Nowadays information is at hand. Just open your browser, type some words about what you want to know, and thousands of pages will arise to satisfy your information needs; and surprisingly, you will find the most relevant information in the first proposed pages. It’s not a mystery the way the search engines work to make their magic, it’s just mathematics. Behind their complex algorithms is hidden the linear algebra and other mathematical theories.

Every search engine needs three basic elements: a web crawler, a database to save the data it finds, and an algorithm to determine the order of pages returned by any search inquiry. The two first elements can be automated easily, the main problem lies on the third one, and here is where the mathematical tools are the key to the solution.

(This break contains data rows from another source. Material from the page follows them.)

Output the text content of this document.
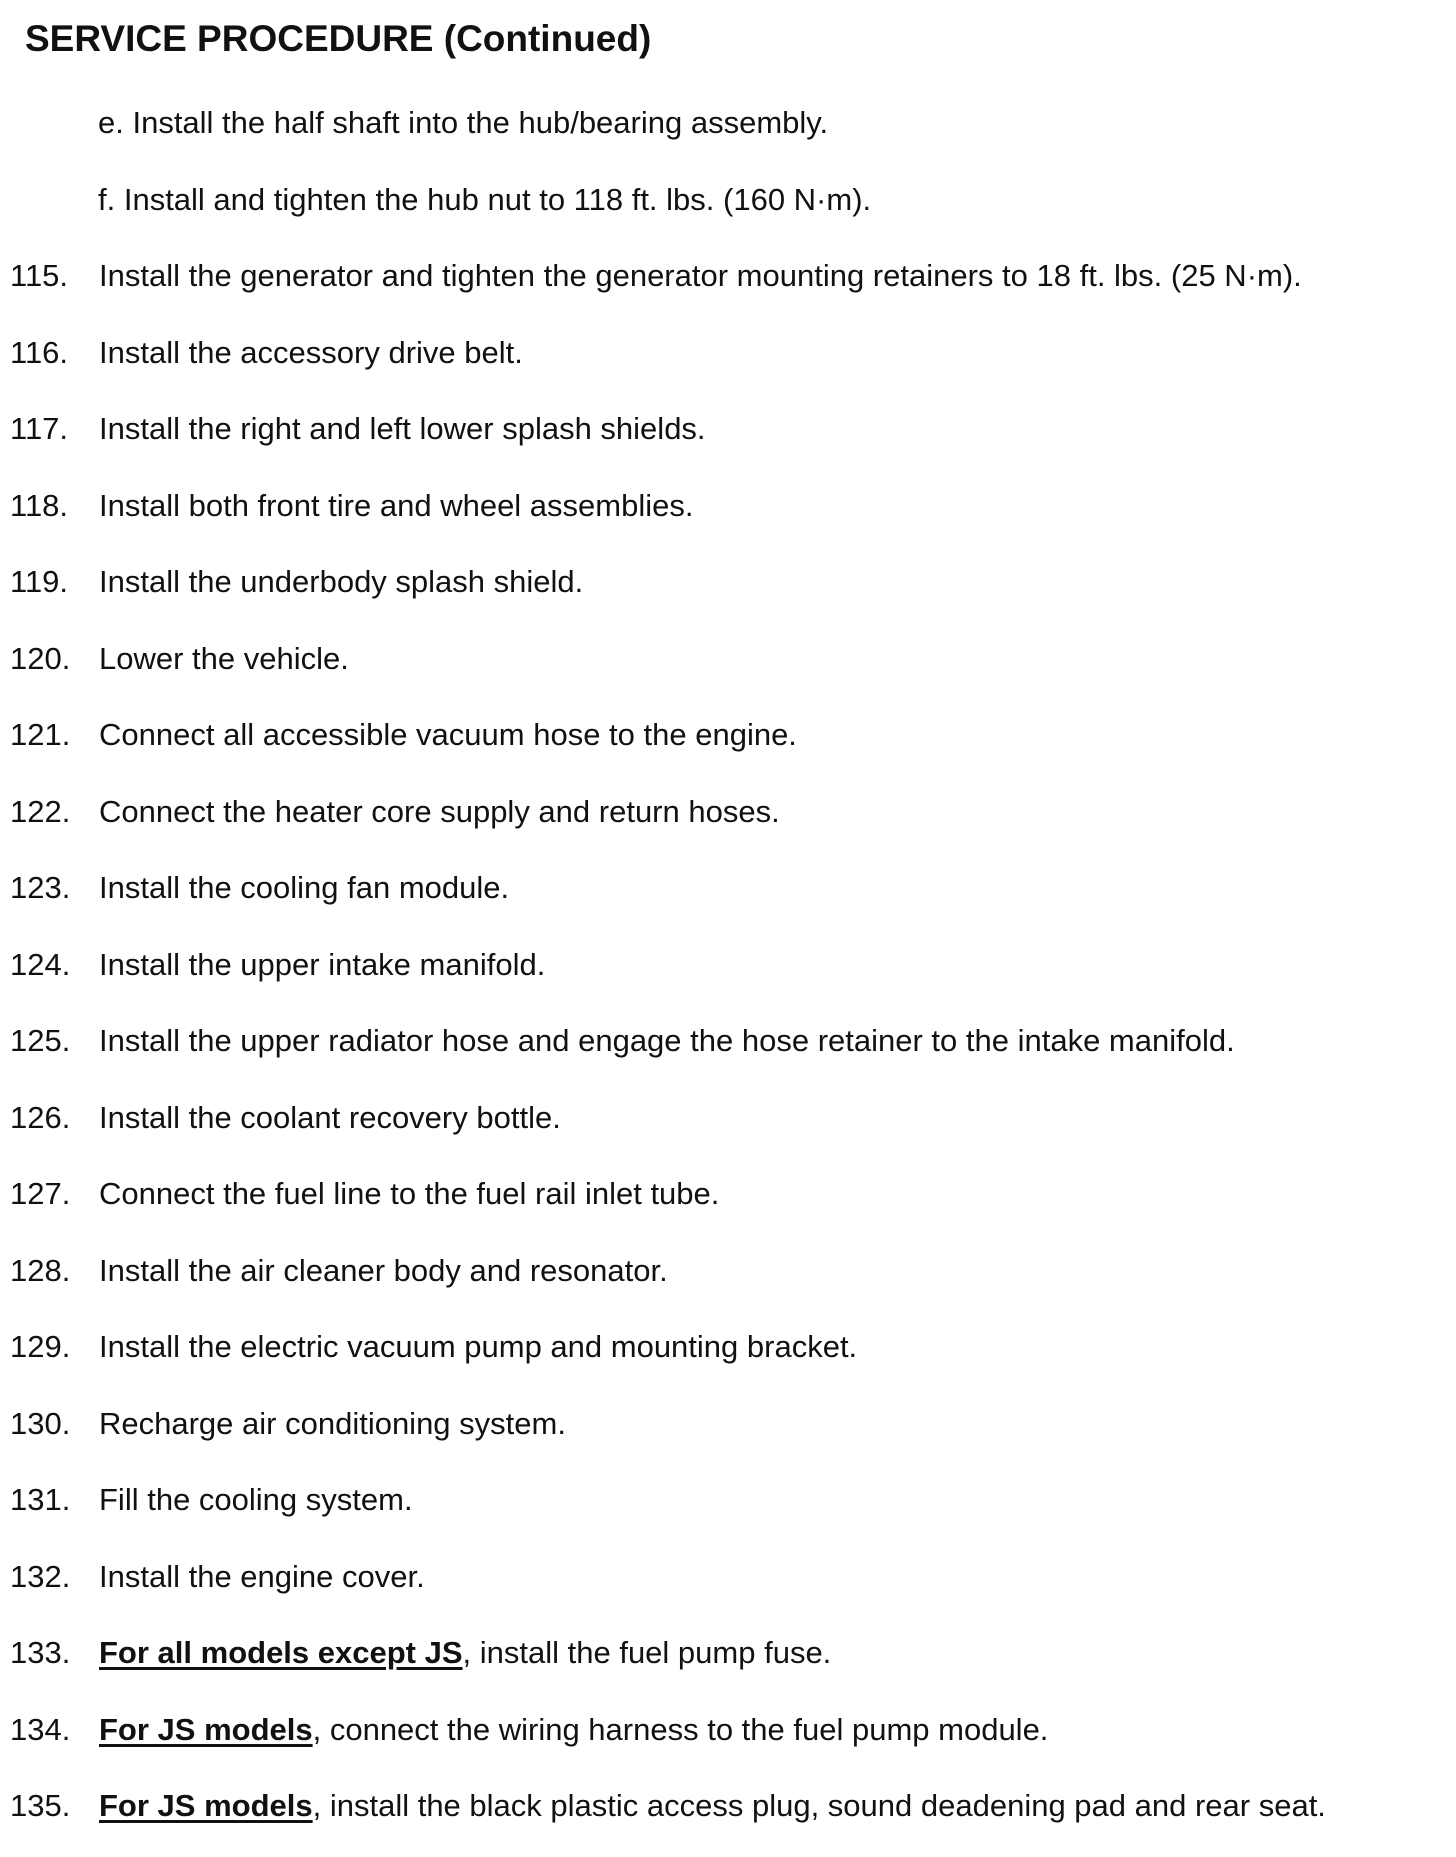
SERVICE PROCEDURE (Continued)
e. Install the half shaft into the hub/bearing assembly.
f. Install and tighten the hub nut to 118 ft. lbs. (160 N·m).
115. Install the generator and tighten the generator mounting retainers to 18 ft. lbs. (25 N·m).
116. Install the accessory drive belt.
117. Install the right and left lower splash shields.
118. Install both front tire and wheel assemblies.
119. Install the underbody splash shield.
120. Lower the vehicle.
121. Connect all accessible vacuum hose to the engine.
122. Connect the heater core supply and return hoses.
123. Install the cooling fan module.
124. Install the upper intake manifold.
125. Install the upper radiator hose and engage the hose retainer to the intake manifold.
126. Install the coolant recovery bottle.
127. Connect the fuel line to the fuel rail inlet tube.
128. Install the air cleaner body and resonator.
129. Install the electric vacuum pump and mounting bracket.
130. Recharge air conditioning system.
131. Fill the cooling system.
132. Install the engine cover.
133. For all models except JS, install the fuel pump fuse.
134. For JS models, connect the wiring harness to the fuel pump module.
135. For JS models, install the black plastic access plug, sound deadening pad and rear seat.
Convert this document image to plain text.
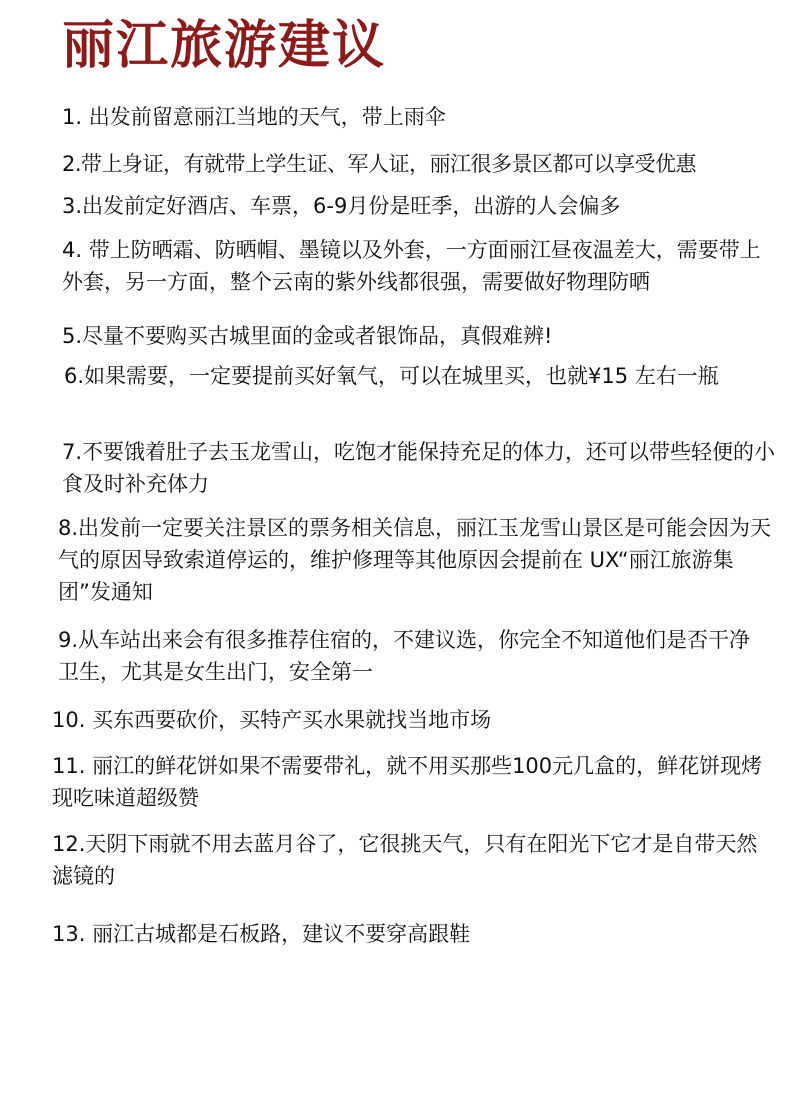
丽江旅游建议

1. 出发前留意丽江当地的天气，带上雨伞

2.带上身证，有就带上学生证、军人证，丽江很多景区都可以享受优惠

3.出发前定好酒店、车票，6-9月份是旺季，出游的人会偏多

4. 带上防晒霜、防晒帽、墨镜以及外套，一方面丽江昼夜温差大，需要带上外套，另一方面，整个云南的紫外线都很强，需要做好物理防晒

5.尽量不要购买古城里面的金或者银饰品，真假难辨!

6.如果需要，一定要提前买好氧气，可以在城里买，也就¥15 左右一瓶

7.不要饿着肚子去玉龙雪山，吃饱才能保持充足的体力，还可以带些轻便的小食及时补充体力

8.出发前一定要关注景区的票务相关信息，丽江玉龙雪山景区是可能会因为天气的原因导致索道停运的，维护修理等其他原因会提前在 UX“丽江旅游集团”发通知

9.从车站出来会有很多推荐住宿的，不建议选，你完全不知道他们是否干净卫生，尤其是女生出门，安全第一

10. 买东西要砍价，买特产买水果就找当地市场

11. 丽江的鲜花饼如果不需要带礼，就不用买那些100元几盒的，鲜花饼现烤现吃味道超级赞

12.天阴下雨就不用去蓝月谷了，它很挑天气，只有在阳光下它才是自带天然滤镜的

13. 丽江古城都是石板路，建议不要穿高跟鞋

Undoubtedly one of the most successful search engines is Google, and its success is attributed, mainly, to its search algorithm, which provides the most relevant results first. The heart of this algorithm, known as PageRank, evaluates each webpage and accesses its importance relative to other web pages, where the importance of a webpage can be determined by the importance of pages linking to it. Google’s true PageRank algorithm is extremely complex, and it’s updated continuously, however, we pretend to give you the basic mathematical ideas behind it.

### The basic idea

For any page P, its importance is equal to the total sum of all importance values from pages linking to P. In addition, P will impart its own importance to all pages that it links to, which value, for each page, can be computed as the quotient between the importance of page P and the total of links. For any network of pages, the importance of these pages can be represented as a matrix.

Let’s look an example. Suppose we have a theoretical network of 5 websites. We can create a graph for this network, where sites are represented as nodes, and links between pages are depicted as arrows.

We can see that page 1 links to page 5, page 2 links to pages 1, 3 and 4, page 3 links to page 4 and 5, page 4 links to page 3, and page 5 links to pages 1 and 2. To express this graph as a matrix, let’s assume that the importance of each page is 1 for now, and build the n-th column of the matrix using the outgoing links for the n-th page; so, the third column, for instance, will have 1/2 at cells four and five, because page 3 links to page 4 and 5, and it imparts its own importance (1) to all pages that it links to, dividing its importance into equal parts. Using this representation, the n-th row represents the incoming links for the n-th page. The matrix A is the matrix representation of the previous network.

┌ ┐ │ 0 1/3 0 0 1/2 │ │ 0 0 0 0 1/2 │ A = │ 0 1/3 0 1 0 │ │ 0 1/3 1/2 0 0 │ │ 1 0 1/2 0 0 │ └ ┘

Thinking about our previous established concepts, we can see that the importance of a page can be computed as the sum of its row; for example, the importance of page 5 would be x_{1} + 1/2•x_{3}, where x_{1} and x_{3} are the importance values for page 1 and page 3, respectively.

This lead us to a system of linear equations, where the constant vector of the system is the own vector x (the vector composed by the importance of each page), and that can be written as Ax = x. This problem is reduced to find the eigenvector with an eigenvalue of 1.

The resulting answer is:

┌ ┐ │ 2/3 │ │ 1/3 │ x = │ 2/3 │ │ 1/3 │ │ 1 │ └ ┘

You can see that page 5, the one corresponding to the last value of the vector, is the most important page. If we sort the pages according to their importance, the order will be: 5, 1, 3, 2, 4; and this would be the order returned by the search engine.

This implementation needs some considerations to guaranteed it always works, and some more complex ideas to support the real model, but we only pretend to give you a brief idea aimed to show real applications of Linear Algebra. If you are interesting on how PageRank works in details, there are several articles that will help you to deep on this amazing subject. To find them, just Google.